Coup d’état. It’s one of the few French terms with which there’s near universal familiarity, to which both pedestrian and pundit alike make frequent reference. Yet it describes a phenomenon by which, mercifully, so few of us in the West have been personally affected. Those in the East, however, specifically the poor citizens of Myanmar, could only hope to enjoy so distant a detachment from so terrifying a word.


Literally, it translates to mean a “blow” or a “strike” of state, an event by which the prevailing government is suddenly, and sometimes violently, interrupted and overthrown. History is rife with a thousand examples of so startling a political event—some tranquil, most sanguinary, but all remarkable for the imprint they’ve left. The base trickery of Peisistratus in sixth century Athens; the righteous fury of Brutus in response to Tarquin’s abuse; the dissolution of the Rump Parliament by the haughty Oliver Cromwell; and the Bolshevik Revolution of October 1917 are but a few examples to which, when thinking of coups, one’s mind immediately leaps.


The point is, seldom a decade passes without some state, somewhere, experiencing so ageless and inexorable an event. Our present decade, the second of the 2000s, has proven itself no exception to this law. Like so many before it, our era is observant of this unbending commandment of politics, this dictate of nations from which, sadly, there’s no escape.


Formerly known as Burma, Myanmar—upon emerging from the shadow of British colonial rule—was created in very much the same way as it seems presently to have died: by way of a military coup. In 1962, when the state, now freshly autonomous, was in the wobbly stage of its vulnerable infancy, a military dictatorship was declared. Jealous of its power, the junta by which it was led held control for the subsequent twenty-six years.


In the 1990s, an Oxford-educated, democratically-inclined advocate of peace emerged in opposition to the tyranny under which she and her countrymen lived. Her name was Aung San Suu Kyi, the biological daughter of a “Father” from whom her fellow citizens claimed a mutual descent. As a result of her laudable and irenic work, she was recognized by the fellowship of Alfred Nobel for the purity of her endeavors and the peaceful outcomes after which she relentlessly sought.

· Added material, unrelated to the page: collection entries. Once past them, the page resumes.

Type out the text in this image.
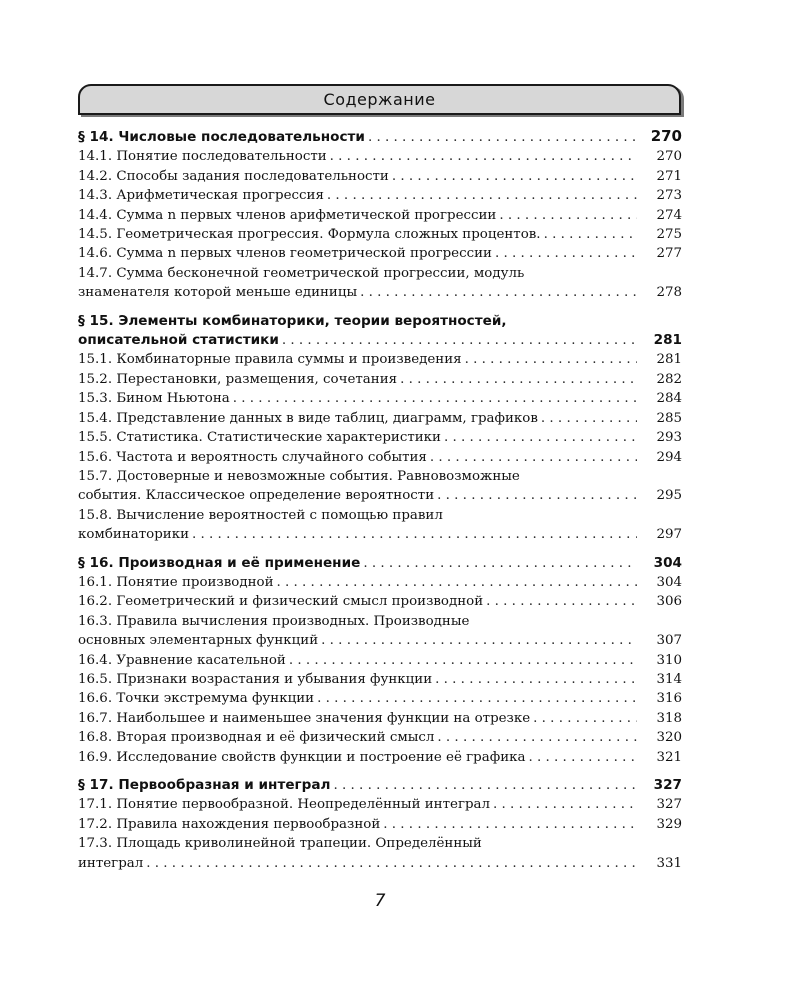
Содержание
§ 14. Числовые последовательности . . .	270
14.1. Понятие последовательности . . .	270
14.2. Способы задания последовательности . . .	271
14.3. Арифметическая прогрессия . . .	273
14.4. Сумма n первых членов арифметической прогрессии . . .	274
14.5. Геометрическая прогрессия. Формула сложных процентов. . . .	275
14.6. Сумма n первых членов геометрической прогрессии . . .	277
14.7. Сумма бесконечной геометрической прогрессии, модуль
знаменателя которой меньше единицы . . .	278
§ 15. Элементы комбинаторики, теории вероятностей,
описательной статистики . . .	281
15.1. Комбинаторные правила суммы и произведения . . .	281
15.2. Перестановки, размещения, сочетания . . .	282
15.3. Бином Ньютона . . .	284
15.4. Представление данных в виде таблиц, диаграмм, графиков . . .	285
15.5. Статистика. Статистические характеристики . . .	293
15.6. Частота и вероятность случайного события . . .	294
15.7. Достоверные и невозможные события. Равновозможные
события. Классическое определение вероятности . . .	295
15.8. Вычисление вероятностей с помощью правил
комбинаторики . . .	297
§ 16. Производная и её применение . . .	304
16.1. Понятие производной . . .	304
16.2. Геометрический и физический смысл производной . . .	306
16.3. Правила вычисления производных. Производные
основных элементарных функций . . .	307
16.4. Уравнение касательной . . .	310
16.5. Признаки возрастания и убывания функции . . .	314
16.6. Точки экстремума функции . . .	316
16.7. Наибольшее и наименьшее значения функции на отрезке . . .	318
16.8. Вторая производная и её физический смысл . . .	320
16.9. Исследование свойств функции и построение её графика . . .	321
§ 17. Первообразная и интеграл . . .	327
17.1. Понятие первообразной. Неопределённый интеграл . . .	327
17.2. Правила нахождения первообразной . . .	329
17.3. Площадь криволинейной трапеции. Определённый
интеграл . . .	331
7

The world applauded the sincerity of her commitment to peace, and encouraged the flight of her ambitions toward the liberty of her people, to be gained, of course, by none but tranquil means. The military of Myanmar, however, thought differently of her aim. It esteemed very little her new laureate pedigree, and thought very anxiously of what she might do next. In truth, it viewed her as nothing but a political threat around whom, so long as the Burmese people would allow, it’d be wise to keep an ever-tightening leash. To this end, she was placed under house arrest, where she lived as a political prisoner, of sorts, for many years.


In time, she emerged from her coerced and prolonged obscurity to become State Counsellor of Myanmar, President of the National League for Democracy, and, most recently, the Minister of Foreign Affairs in the now-deflated cabinet of President Win Myint. She was thought to be instrumental in loosening the military’s grip over her beloved state, a land in which, admittedly, the values of democracy haven’t yet been deeply rooted.

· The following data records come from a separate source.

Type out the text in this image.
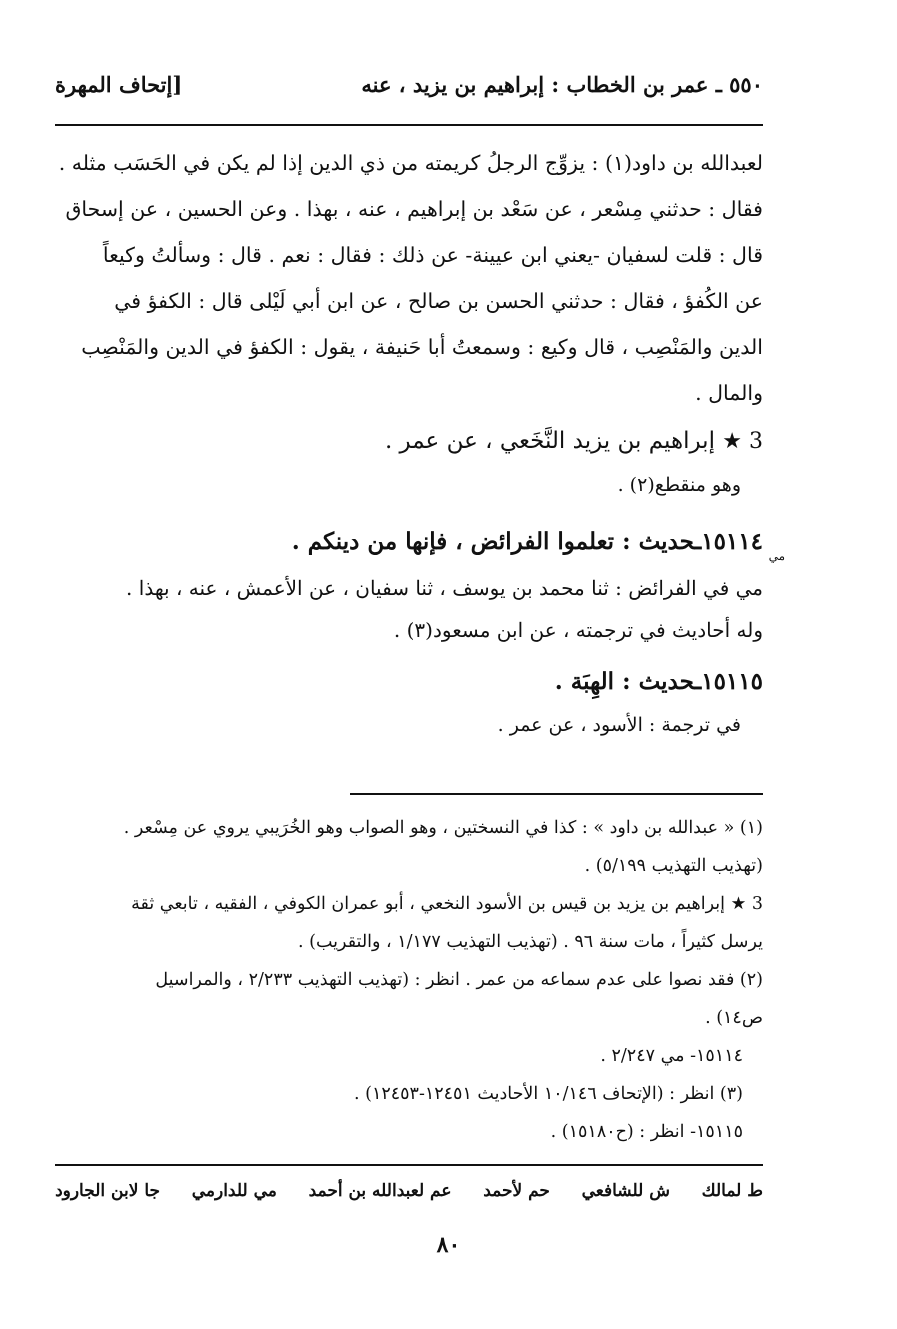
٥٥٠ ـ عمر بن الخطاب : إبراهيم بن يزيد ، عنه
[إتحاف المهرة

لعبدالله بن داود(١) : يزوِّج الرجلُ كريمته من ذي الدين إذا لم يكن في الحَسَب مثله .

فقال : حدثني مِسْعر ، عن سَعْد بن إبراهيم ، عنه ، بهذا . وعن الحسين ، عن إسحاق

قال : قلت لسفيان -يعني ابن عيينة- عن ذلك : فقال : نعم . قال : وسألتُ وكيعاً

عن الكُفؤ ، فقال : حدثني الحسن بن صالح ، عن ابن أبي لَيْلى قال : الكفؤ في

الدين والمَنْصِب ، قال وكيع : وسمعتُ أبا حَنيفة ، يقول : الكفؤ في الدين والمَنْصِب

والمال .

3 ★ إبراهيم بن يزيد النَّخَعي ، عن عمر .

وهو منقطع(٢) .

١٥١١٤ـحديث : تعلموا الفرائض ، فإنها من دينكم .

مي

مي في الفرائض : ثنا محمد بن يوسف ، ثنا سفيان ، عن الأعمش ، عنه ، بهذا .

وله أحاديث في ترجمته ، عن ابن مسعود(٣) .

١٥١١٥ـحديث : الهِبَة .

في ترجمة : الأسود ، عن عمر .

(١) « عبدالله بن داود » : كذا في النسختين ، وهو الصواب وهو الخُرَيبي يروي عن مِسْعر .

(تهذيب التهذيب ٥/١٩٩) .

3 ★ إبراهيم بن يزيد بن قيس بن الأسود النخعي ، أبو عمران الكوفي ، الفقيه ، تابعي ثقة

يرسل كثيراً ، مات سنة ٩٦ . (تهذيب التهذيب ١/١٧٧ ، والتقريب) .

(٢) فقد نصوا على عدم سماعه من عمر . انظر : (تهذيب التهذيب ٢/٢٣٣ ، والمراسيل

ص١٤) .

١٥١١٤- مي ٢/٢٤٧ .

(٣) انظر : (الإتحاف ١٠/١٤٦ الأحاديث ١٢٤٥١-١٢٤٥٣) .

١٥١١٥- انظر : (ح١٥١٨٠) .

ط لمالك
ش للشافعي
حم لأحمد
عم لعبدالله بن أحمد
مي للدارمي
جا لابن الجارود
٨٠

The warmth of her personality, the agreeableness of her philosophy, and the tact of her political approach were undoubtedly on the ascendant. In Myanmar’s elections on November 8th, 2020, her party won 396 parliamentary seats, out of an available 476. The military party, for which popular tolerance had grown understandably thin, won only 33 seats.


Vox populi had never been so compelling, and the status quo, never so legitimately endangered.

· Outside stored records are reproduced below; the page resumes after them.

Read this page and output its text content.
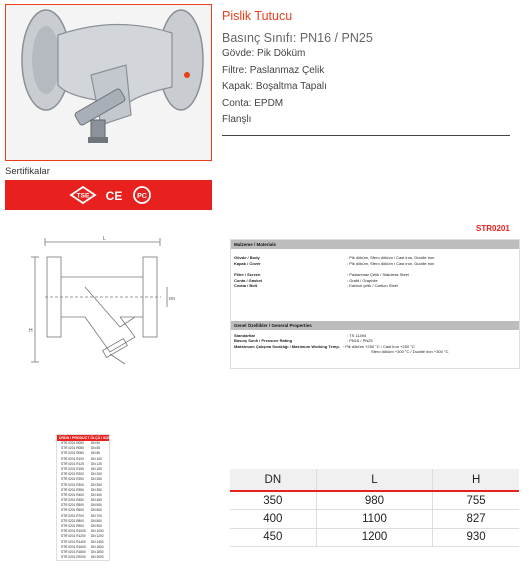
Pislik Tutucu
Basınç Sınıfı: PN16 / PN25
Gövde: Pik Döküm
Filtre: Paslanmaz Çelik
Kapak: Boşaltma Tapalı
Conta: EPDM
Flanşlı
Sertifikalar
TSE CE PC
STR0201
L
H
DN
Malzeme / Materials
Gövde / Body	: Pik döküm, Sfero döküm / Cast iron, Ductile iron
Kapak / Cover	: Pik döküm, Sfero döküm / Cast iron, Ductile iron
Filtre / Screen	: Paslanmaz Çelik / Stainless Steel
Conta / Gasket	: Grafit / Graphite
Cıvata / Bolt	: Karbon çelik / Carbon Steel
Genel Özellikler / General Properties
Standartlar	: TS 11494
Basınç Sınıfı / Pressure Rating	: PN16 / PN25
Maksimum Çalışma Sıcaklığı / Maximum Working Temp. : Pik döküm +250 °C / Cast iron +250 °C
Sfero döküm +300 °C / Ductile iron +300 °C
ÜRÜN / PRODUCT ÖLÇÜ / SIZE
STR 0201 R050 DN 50
STR 0201 R065 DN 65
STR 0201 R080 DN 80
STR 0201 R100 DN 100
STR 0201 R125 DN 125
STR 0201 R150 DN 150
STR 0201 R200 DN 200
STR 0201 R250 DN 250
STR 0201 R300 DN 300
STR 0201 R350 DN 350
STR 0201 R400 DN 400
STR 0201 R450 DN 450
STR 0201 R500 DN 500
STR 0201 R600 DN 600
STR 0201 R700 DN 700
STR 0201 R800 DN 800
STR 0201 R900 DN 900
STR 0201 R1000 DN 1000
STR 0201 R1200 DN 1200
STR 0201 R1400 DN 1400
STR 0201 R1600 DN 1600
STR 0201 R1800 DN 1800
STR 0201 R2000 DN 2000
DN	L	H
350	980	755
400	1100	827
450	1200	930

Sensing the tidal shift in popular opinion, and incapable of resisting the strong sweep of its democratizing winds, the Myanmar military resorted to that maneuver to which it’s most shamelessly accustomed: the coup d’état. In the broad light of day, it overwhelmed the Parliamentary building over which, at long last, democracy thought it might exercise control. It proceeded to detain Suu Kyi, Win Myint, and other prominent members of the NLD Party on whom it fixed its sight. It instituted a nightly curfew, severed lines of communication, nullified the November election results, and declared itself, under the convenient guise of a “State of Emergency”, the sole proprietor of the government for the next year.


Before our very eyes, the coup was complete. We now await the response of the Burmese people and the outrage, or the indifference, of the rest of the world.